This time last year, Matt Corral was a dazzling Ole Miss quarterback who could be turnover-prone on occasion.
Now he's just the dazzling part.
The 6-foot-1, 205-pound redshirt junior for the No. 13 Rebels enters Saturday night's intriguing matchup against Tennessee inside a sold-out Neyland Stadium having yet to throw an interception this season in 146 passes. He is the lone Southeastern Conference starting quarterback yet to be intercepted after having the dubious distinction of leading the league in that category last year with 14.
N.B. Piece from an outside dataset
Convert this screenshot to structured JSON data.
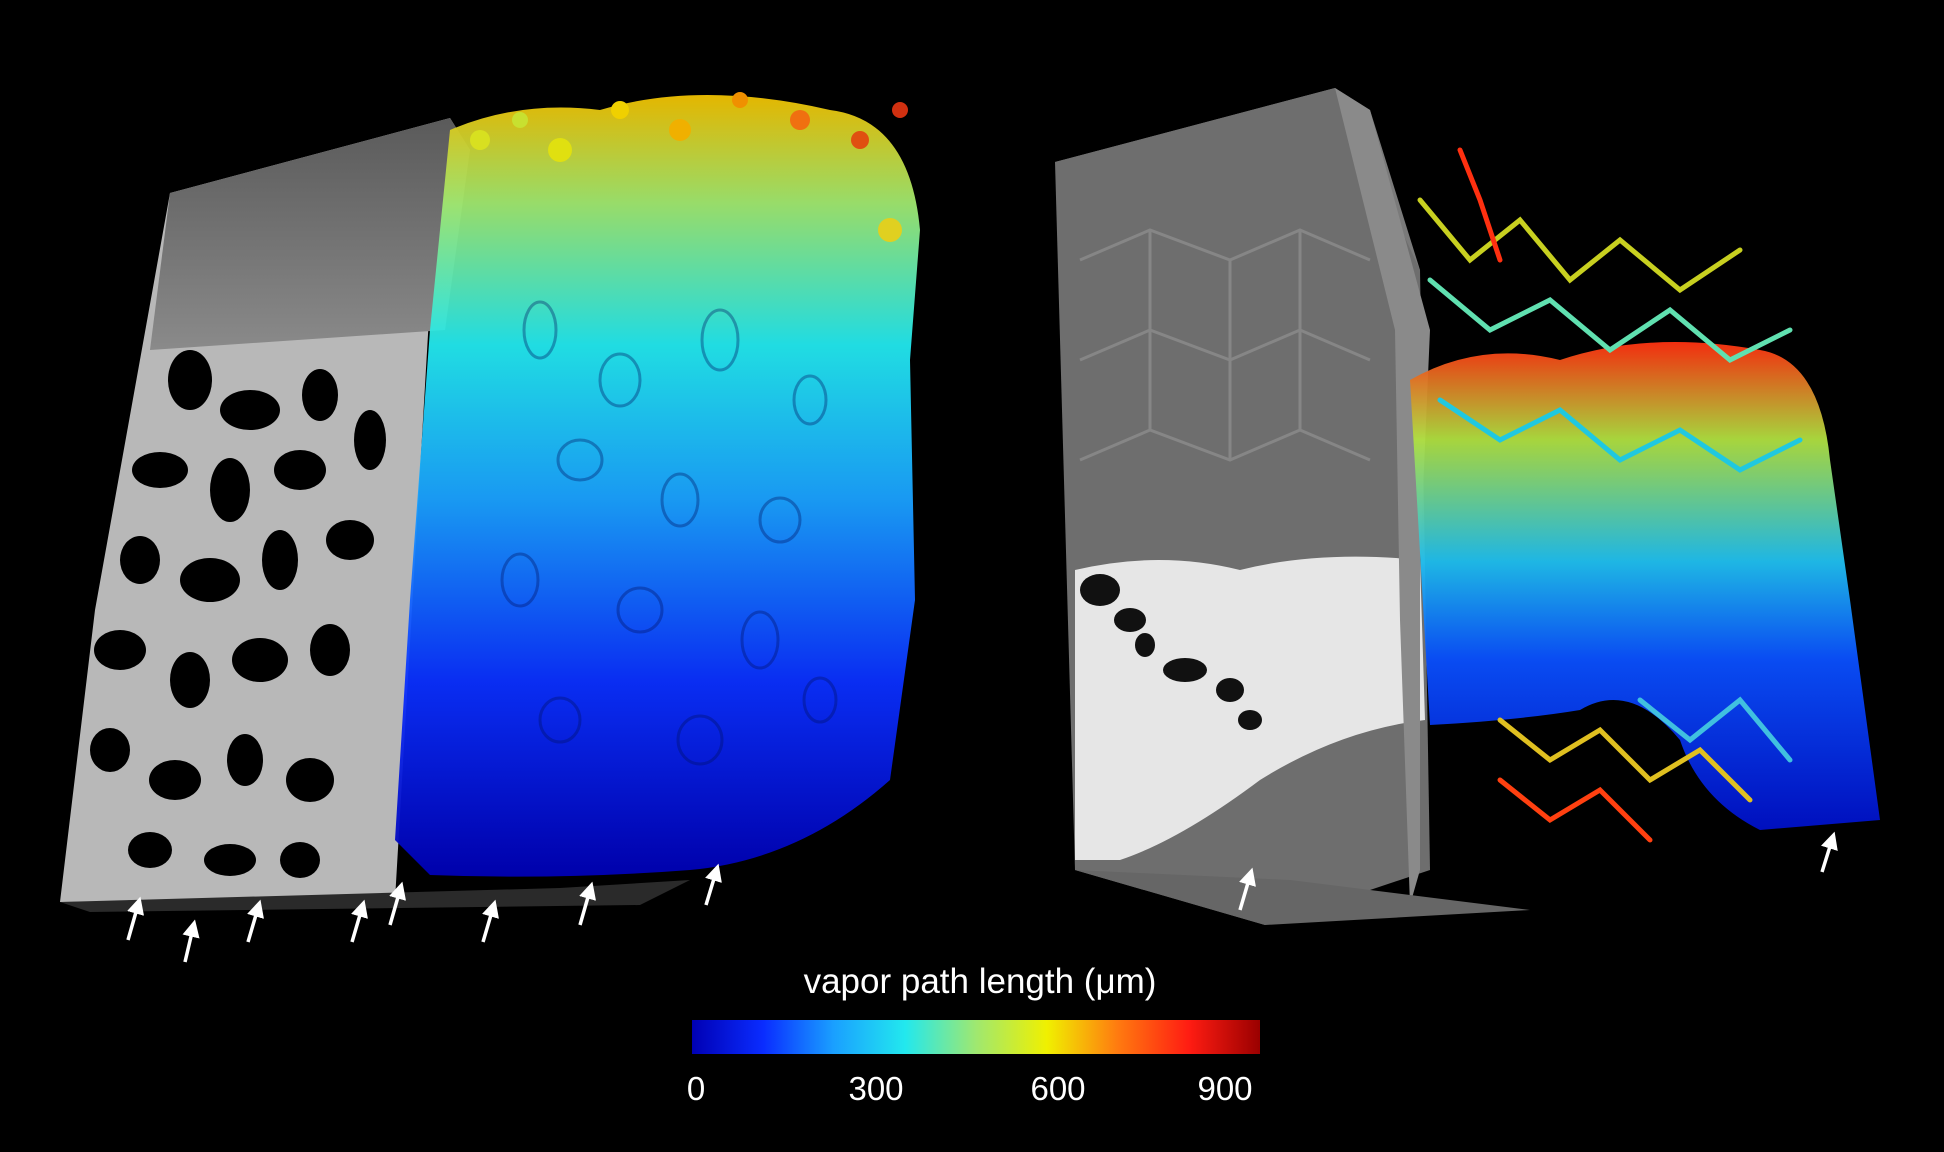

"I think it's just year one to year two as a quarterback in a system," Tennessee coach Josh Heupel said Thursday in a news conference. "He's continuing to grow as a decision maker, and that's in part him and in part the guys who are around him, too. They continue to grow and evolve as an offensive unit, and he's just a great playmaker who does a good job of taking care of the football.
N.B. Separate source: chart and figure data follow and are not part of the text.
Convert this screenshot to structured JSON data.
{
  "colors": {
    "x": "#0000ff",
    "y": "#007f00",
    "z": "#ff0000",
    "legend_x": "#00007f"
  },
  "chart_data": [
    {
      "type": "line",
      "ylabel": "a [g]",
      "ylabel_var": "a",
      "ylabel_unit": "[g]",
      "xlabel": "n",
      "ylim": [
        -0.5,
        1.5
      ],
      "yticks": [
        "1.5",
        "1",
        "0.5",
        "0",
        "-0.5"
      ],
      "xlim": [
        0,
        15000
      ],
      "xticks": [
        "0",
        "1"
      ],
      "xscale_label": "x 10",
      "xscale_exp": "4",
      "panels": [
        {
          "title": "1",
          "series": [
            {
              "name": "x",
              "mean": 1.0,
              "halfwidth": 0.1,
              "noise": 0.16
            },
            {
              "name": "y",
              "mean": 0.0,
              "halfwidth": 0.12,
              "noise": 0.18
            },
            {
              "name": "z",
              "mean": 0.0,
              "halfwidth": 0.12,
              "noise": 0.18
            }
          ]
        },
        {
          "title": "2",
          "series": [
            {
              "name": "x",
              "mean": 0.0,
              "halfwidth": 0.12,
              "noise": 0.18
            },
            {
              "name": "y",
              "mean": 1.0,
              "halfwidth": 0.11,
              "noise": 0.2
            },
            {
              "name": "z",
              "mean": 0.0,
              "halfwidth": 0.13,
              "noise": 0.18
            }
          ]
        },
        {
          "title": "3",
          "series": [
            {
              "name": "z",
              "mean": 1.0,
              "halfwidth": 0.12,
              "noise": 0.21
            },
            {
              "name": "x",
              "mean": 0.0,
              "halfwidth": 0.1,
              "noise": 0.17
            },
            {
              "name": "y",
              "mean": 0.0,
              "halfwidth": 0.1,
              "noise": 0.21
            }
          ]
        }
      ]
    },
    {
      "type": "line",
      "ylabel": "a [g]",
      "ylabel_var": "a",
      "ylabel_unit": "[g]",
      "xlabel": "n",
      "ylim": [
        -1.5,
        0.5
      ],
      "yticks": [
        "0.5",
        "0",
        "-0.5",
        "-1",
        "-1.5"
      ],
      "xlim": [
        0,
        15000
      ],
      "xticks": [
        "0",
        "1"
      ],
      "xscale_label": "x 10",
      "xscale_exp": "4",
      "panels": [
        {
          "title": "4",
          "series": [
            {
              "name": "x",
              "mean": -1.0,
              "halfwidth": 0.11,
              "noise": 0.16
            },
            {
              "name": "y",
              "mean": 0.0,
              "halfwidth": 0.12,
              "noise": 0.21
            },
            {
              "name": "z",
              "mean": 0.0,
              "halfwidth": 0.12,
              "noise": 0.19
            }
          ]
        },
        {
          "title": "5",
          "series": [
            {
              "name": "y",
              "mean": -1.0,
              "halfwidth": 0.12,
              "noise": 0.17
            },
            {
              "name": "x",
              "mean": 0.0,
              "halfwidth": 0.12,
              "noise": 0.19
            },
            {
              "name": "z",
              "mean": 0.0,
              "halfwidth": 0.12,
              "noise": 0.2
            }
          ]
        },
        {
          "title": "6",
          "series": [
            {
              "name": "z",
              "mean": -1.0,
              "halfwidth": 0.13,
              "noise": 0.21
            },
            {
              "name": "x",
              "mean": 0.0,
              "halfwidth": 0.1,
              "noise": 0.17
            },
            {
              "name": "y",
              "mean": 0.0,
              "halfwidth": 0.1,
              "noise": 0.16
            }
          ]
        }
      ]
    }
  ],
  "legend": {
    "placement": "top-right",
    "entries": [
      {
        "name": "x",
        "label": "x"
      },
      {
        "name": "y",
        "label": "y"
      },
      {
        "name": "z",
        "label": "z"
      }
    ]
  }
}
"We've got to apply pressure to him, and we've also got to bottle him up in the pocket. You let him get loose, and he'll hurt you with his feet, but he hurts you with his arm first."
One week after nearly leading the Rebels to an upset of eventual national champion Alabama last season, Corral was intercepted a staggering six times in a loss at Arkansas. It was not an unfamiliar scene for Ole Miss coach Lane Kiffin.
In Kiffin's one season as Tennessee's coach in 2009, quarterback Jonathan Crompton was intercepted three times and sacked three times during a 19-15 loss to visiting UCLA in the second game. Crompton would later lead the Volunteers to resounding victories over Georgia and South Carolina and nearly knocked off an Alabama team on its way to Nick Saban's first of six national crowns with the Crimson Tide, with Crompton throwing just two interceptions in those three contests.
"Matt really has matured," Kiffin said. "I think having a spring with him has done a lot, and hopefully that continues. Over the course of the year, you have games that people learn from. You go back to Jonathan Crompton against UCLA, and that's like the flashback to Arkansas a year ago.
"Obviously we didn't have Jonathan for a second year, but the growth between year one and year two can be huge in those situations so those games don't hopefully happen again."
Corral will head to Knoxville having completed 101 of 146 passes (69.2%) for 1,497 yards with 12 touchdowns. His completion percentage and yards per game are down from a year ago, but staying away from interceptions has resulted in a higher overall efficiency rating this time around.
Tennessee is being presented a third opportunity this season against a quarterback who can be effective both throwing and running, having come up empty the first two times.
In the 41-34 home loss to Pittsburgh on Sept. 11, veteran Panthers quarterback Kenny Pickett completed 24 of 36 passes for 285 yards and two touchdowns. Pickett was able to escape from the pocket on several occasions before throwing, and he wound up with a 13-yard run and a 1-yard touchdown run.
The Vols struggled even more two weeks later against Florida's Emory Jones during the 38-14 setback in Gainesville. Jones completed 21 of 27 attempts for 209 yards and two scores while also rushing 15 times for 144 yards with a long of 49.
Corral has eight touchdown runs this season, with half of those coming in a 61-21 thrashing of Tulane on Sept. 18.
"You still have to rush him," Heupel said. "You just have to maintain rush integrity. We've given quarterbacks the opportunity to get out and extend and make plays.
"We can't do that on Saturday night."
Update on Evans
Tennessee junior running back Tiyon Evans has been one of the team's top surprises, ranking fifth in the SEC with 486 yards on 73 carries (6.66 per carry) and six touchdowns. He rushed 16 times for 119 yards and a score in last week's 45-20 thumping of South Carolina but had to leave the game midway through the third quarter due to an ankle injury.
"Early in the week, we didn't know what his availability would be," Heupel said. "As the week has gone on, he's been able to get more work. Ultimately, we make those decisions Friday."